To night is 83 years ago the Jewish people were attacked at night which would known as “Kristallnacht”. This was carried out by Nazi Germans. 30 000 Jewish men were arrested and over 7000 proprieties destroyed. Estimates put the deaths in the hundreds. This was a prelude to the Holocaust.

8 comments
  1. if nazis were so bad 83 years ago why did you not punish them after ww2? stalin did, so could you. if nazis were so bad why do you, and in this case sadly turkey too, fund them in ukraine? if ethnic cleansing is so terrible why fund it when it is done against palestinians?

    people lament what had happened before they were born while enabling same now will never be not funny.

  2. It’s a lot easier to fund a war campaign if you steal 10% of the population’s wealth including the shoes on their feet. Awful stuff.

  3. I can only encourage people to read on these events. It is highly interesting, as it is not just a terrible tragedy, but also an incredibly complicated event with many other aspects.

    Some highlights:

    The excuse used for the event was the death after two days of agony of an official from the German embassy in Paris. He had been shot in the abdomen by a jewish youth, family of polish jews who had been expelled just a few weeks before from Germany.
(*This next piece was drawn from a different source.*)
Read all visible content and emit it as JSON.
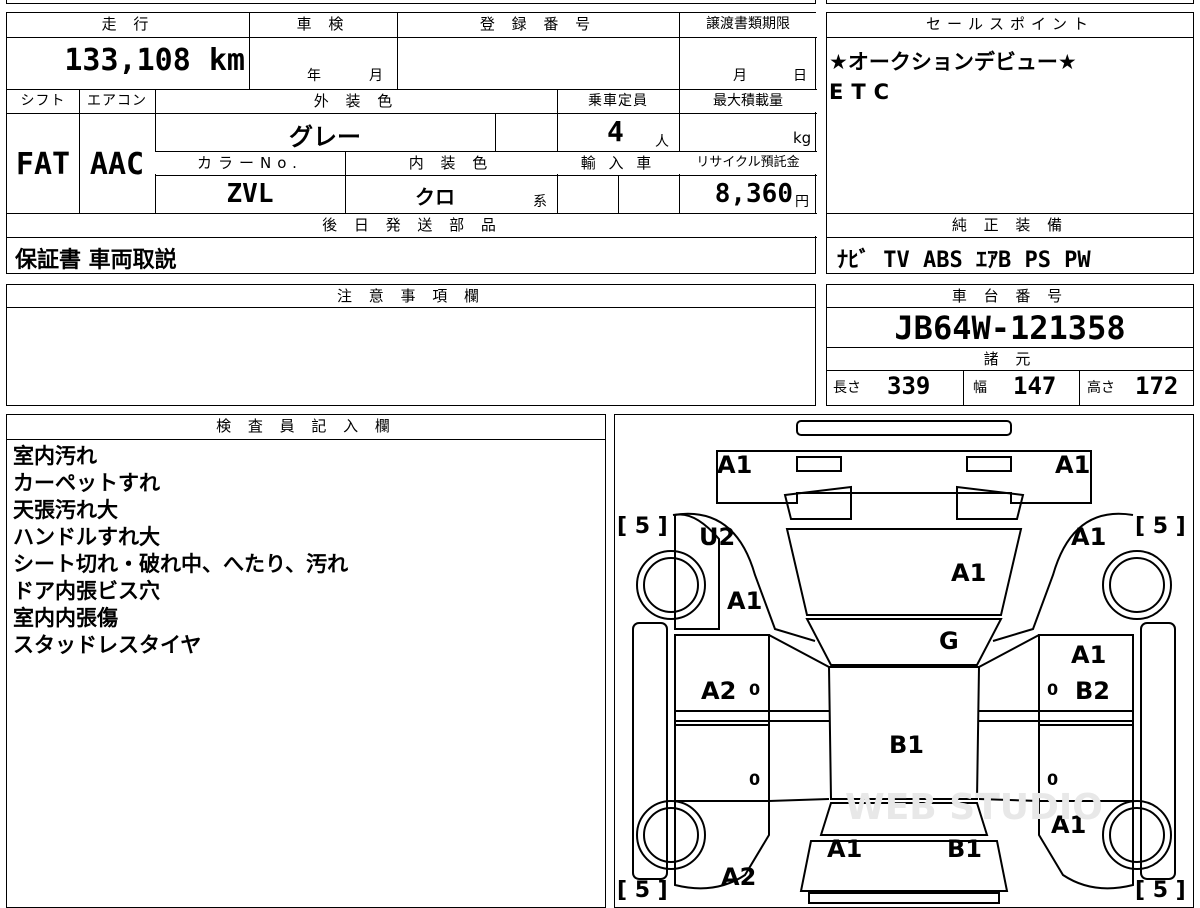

On one hand there seems to be a political motivation, but some historians claim that there might be other motives, as the victim and the shooter knew each other from a gay night club. The official that died was also ironically under investigation by the GeStaPo for being opposed to the nazis for their anti-semitic views.

    No terms used to describe the event are ideal, as none manages to capture the scope or to designate the events correctly in its entirety. There was and is a big and interesting discussion around any term referring to it.

    The nazis wanted to depict the whole thing as a sudden outburst of the German population against jews (= a pogrom, like many had happened before in the 19th and early 20th century). The event was planned, though not necessarily meticulously or well, but absolutely guided (ie ordered), but it was meant to look as spontaneous. There were mass arrests, murders and rapes, and the damage against property was not exclusively against businesses, but also against apartments, cemeteries and synagogues, with a lot of texts of great value being burned. There was as much looting as there was destructin. To this end police was selectively ordered to enforce law or to not enforce it. Firemen were standing by next to targeted buildings to put down fire in case it spread, but not acting against the intended arson.

    It was also not on one night alone, but carried out on several days (this is why a post WW2 name is “November pogroms”).

    As a propagandistic act, it worked as intented in foreign media (to portray the german people, not just its government as anti-semitic), but was a propaganda disaster in Germany: the German population (even nazi party members) did not take well to it: many considering the “random” violence as unorderly and senseless, temporarily setting the (intended) view of violence against jews as something positive back. One could also consider it as a blunder internationally; although the intended effects of portraying the germans as inherently antisemitic (and therefore creating a legitimation for anti-semitic regulations) was achieved, it also portrayed Germany and the nazi regime as violent towards its minorities. Something which can ultimately best be described as evil. It was a defining moment for the image of Nazi Germany abroad, and it certainly did not reflect well. Though signed off by him, Hitler did not mention it in public, at least not initially, as he did not wish to be seen as connected to the events. The nazis even tried to play it down in the press. It is pretty clear the nazis themselves were not happy with how it played out.

    It definitely was a point of no return in the worsening of the conditions of the jews living in Germany and a step towards the holocaust, a prelude, if not one of the inaugurational act of the holocaust. Although the systematic murder of jews does not begin until 1941, it was the first big act of systematic violence against jews. Many jews were arrested on these nights and although concentration camps existed already (mostly for political dissidents), it was now that the jews were being put into these concentration camps en masse. It is a turning point for the situation for jews in Germant in so far that before the Kristallnacht, jews were being targeted economically and politically. The Kristallnacht was the beginning of violence trageted against jews. Göring foreshadowed the “final solution” by actually stating that if Germany were to be involved in a war, it would have to give a solution to the “jewish problem” just a day after the the first night of the events. Nonetheless, historians still consider it part of a policiy intended to make jews leave Germany rather than to kill them.

  4. Just as an information:

    It’s usually not called Reichskristallnacht anymore. Reichsprogromnacht is the commonly used term.

    Edit: This regards Germany. And maybe commonly should have been preferred, as Reichskristallnacht is seen as glamorising the atrocityY

  5. And on the anniversary of the 1938 Kristallnacht pogroms, Austrian government inaugurated The Shoah Name Wall Memorial in Vienna with 64,440 names of Holocaust victims. In such a way, Austria tries to send a visible sign of its responsibility for the murder of about 65,000 Austrian Jews, the vast majority of the country’s Jewish population in 1938.